The Anchorage airport, Alaska’s largest, temporarily shut on Saturday to inbound traffic because of a bomb threat against a China Airlines cargo flight bound for Asia.
The cargo plane diverted to Ted Stevens Anchorage International Airport early in the morning after leaving Seattle, airport officials said. No bomb was found and the airport was reopened shortly before noon, officials said.
The plane was searched in a secure, remote section of the airport, the airport said in a statement, with the Federal Bureau of Investigations and Anchorage Police Department.
“After extensive investigation, no explosive device was located,” the airport’s police and fire department said in a statement. “Investigation at the airport has been completed, however, the investigation into the source of the threat continues.
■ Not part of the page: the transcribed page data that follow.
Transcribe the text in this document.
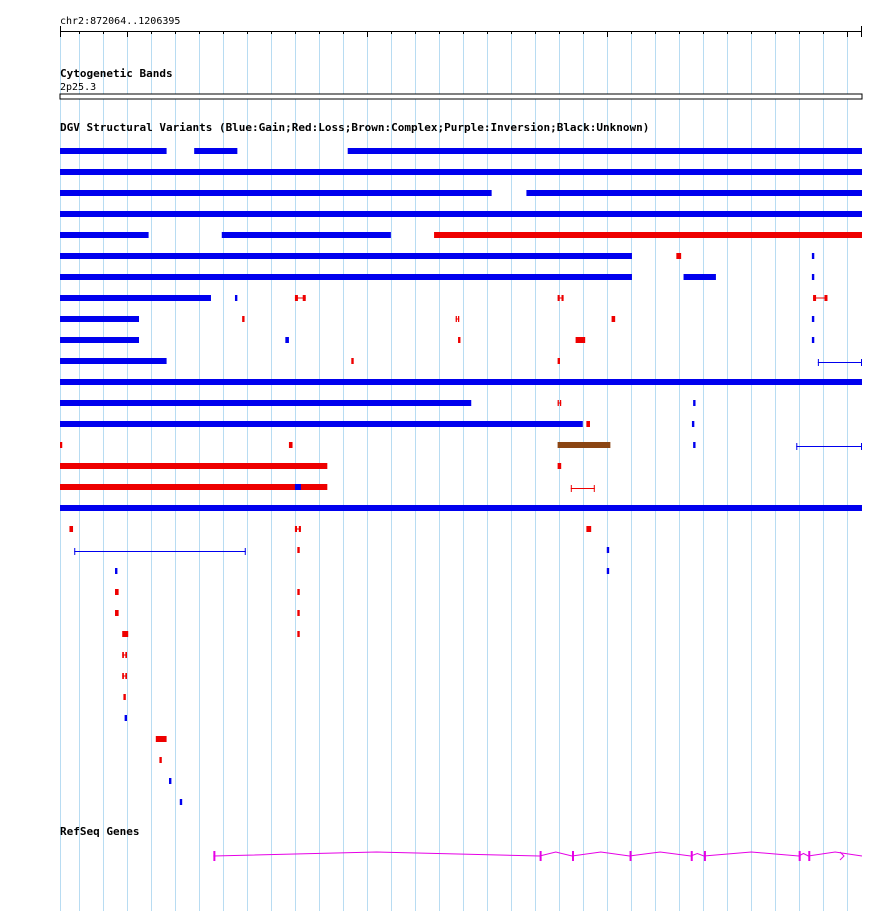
chr2:872064..1206395
Cytogenetic Bands
2p25.3
DGV Structural Variants (Blue:Gain;Red:Loss;Brown:Complex;Purple:Inversion;Black:Unknown)
RefSeq Genes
The FBI does not believe there is any continuing threat to our community as a result of this incident.”
The Anchorage Daily News said the plane was headed to Taipei, Taiwan and the threat had been called into the Port of Seattle, quoting an FBI spokesman who said investigators were still trying to determine the source of the threat.
China Airlines, Taiwan’s largest carrier, said in a statement the flight had already taken off for Taipei when it was informed of the threat by Seattle airport. The plane was then diverted to Anchorage.
The crew were taken to a hotel to rest while police searched the aircraft and determined nothing unusual, it added.
The aircraft is expected to land in Taipei late Sunday evening, China Airlines said.
Anchorage Airport is one of the world’s top five air-cargo hubs. It ranks second in the nation for weight of landed cargo. It ranks 58th in passenger travel among US airports.
While passenger flights have been sharply curtailed during the coronavirus pandemic, air cargo operations are considered by the state to be essential and have continued.
Flights that could not land in Anchorage on Saturday morning were advised to consider diverting to the airport in Fairbanks, another cargo hub.